ORNL researchers continue to make progress in developing alternative approaches to growing YBCO on RABiTS substrates. For example, ORNL's Hans Christen and colleagues demonstrated in 2004 the viability of Neocera's pulsed- electron deposition system by achieving >1.5 million amperes/cm2 on RABiTS samples. ORNL's Ron Feenstra and his collaborators showed that electron beam evaporation could be used to deposit YBCO on RABiTS and that short samples could carry about 400 amps of current, a 30% increase in current from 2003.
ORNL's largest and longest-running applied superconductivity project, which involves Southwire Company, is geared to developing and demonstrating superconducting cable technology. Southwire's 30-meter HTS cable with ORNL-designed terminations is operating five years after being energized in February 2000. ORNL and Southwire are making progress toward a 2006 demonstration of a 200-meter cable using 2G wire in Columbus, Ohio.
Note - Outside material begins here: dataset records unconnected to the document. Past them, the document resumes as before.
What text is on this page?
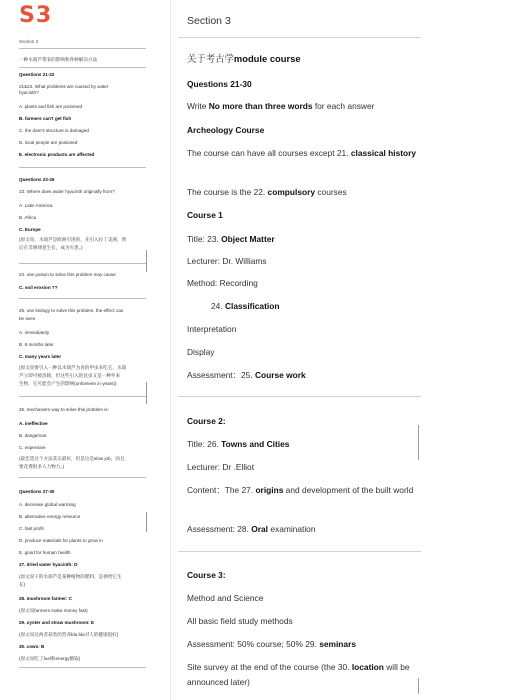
S3
Section 3
一种水葫芦带来的影响和各种解决方法
Questions 21-22
21&22. What problems are caused by water
hyacinth?
A. plants and fish are poisoned
B. farmers can't get fish
C. the dam's structure is damaged
D. local people are poisoned
E. electronic products are affected
Questions 23-26
23. Where does water hyacinth originally from?
A. Latin America
B. Africa
C. Europe
(原文说，水葫芦是欧洲引进的，先引入拉丁美洲，然
后在非洲肆意生长，成为灾患。)
24. use poison to solve this problem may cause
C. soil erosion ??
25. use biology to solve this problem, the effect can
be seen
A. immediately
B. 6 months later
C. many years later
(原文说要引入一种以水葫芦为食的甲虫来吃它，水葫
芦立即可被清除，但这些引入的昆虫又是一种外来
生物，它可能会产生的影响(unforseen in years))
26. mechanism way to solve this problem is:
A. ineffective
B. dangerous
C. expensive
(最佳选这个方法其实最好，但是这是slow job，而且
要花费很多人力物力。)
Questions 27-30
A. decrease global warming
B. alternative energy resource
C. fast profit
D. produce materials for plants to grow in
E. good for human health
27. dried water hyacinth: D
(原文说干的水葫芦是某种植物的肥料，是供给它生
长)
28. mushroom farmer: C
(原文说farmers make money fast)
29. oyster and straw mushroom: E
(原文说这两者菇类的营养bla bla对人的健康很好)
30. cows: B
(原文说吃了fuel和energy摄取)
Section 3
关于考古学module course
Questions 21-30
Write No more than three words for each answer
Archeology Course
The course can have all courses except 21. classical history
The course is the 22. compulsory courses
Course 1
Title: 23. Object Matter
Lecturer: Dr. Williams
Method: Recording
24. Classification
Interpretation
Display
Assessment：25. Course work
Course 2:
Title: 26. Towns and Cities
Lecturer: Dr .Elliot
Content：The 27. origins and development of the built world
Assessment: 28. Oral examination
Course 3:
Method and Science
All basic field study methods
Assessment: 50% course; 50% 29. seminars
Site survey at the end of the course (the 30. location will be announced later)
As utilities prepare to handle higher amounts of electric power in the future, they must upgrade their substations by replacing aging circuit breakers, which protect utility equipment from damage by shutting down the flow of electricity if, say, a tree falls across a transmission line and causes a short. Utilities could save money in the future by installing superconducting fault-current limiters instead of new, larger circuit breakers.
"We initiated a new CRADA with SuperPower on the development of fault-current-limiting technology that will operate at transmission level voltages of 138 kilovolts," Hawsey notes. "This technology would be a valuable new addition to electric utilities' toolkits for managing high fault currents as utilities upgrade substation capacity."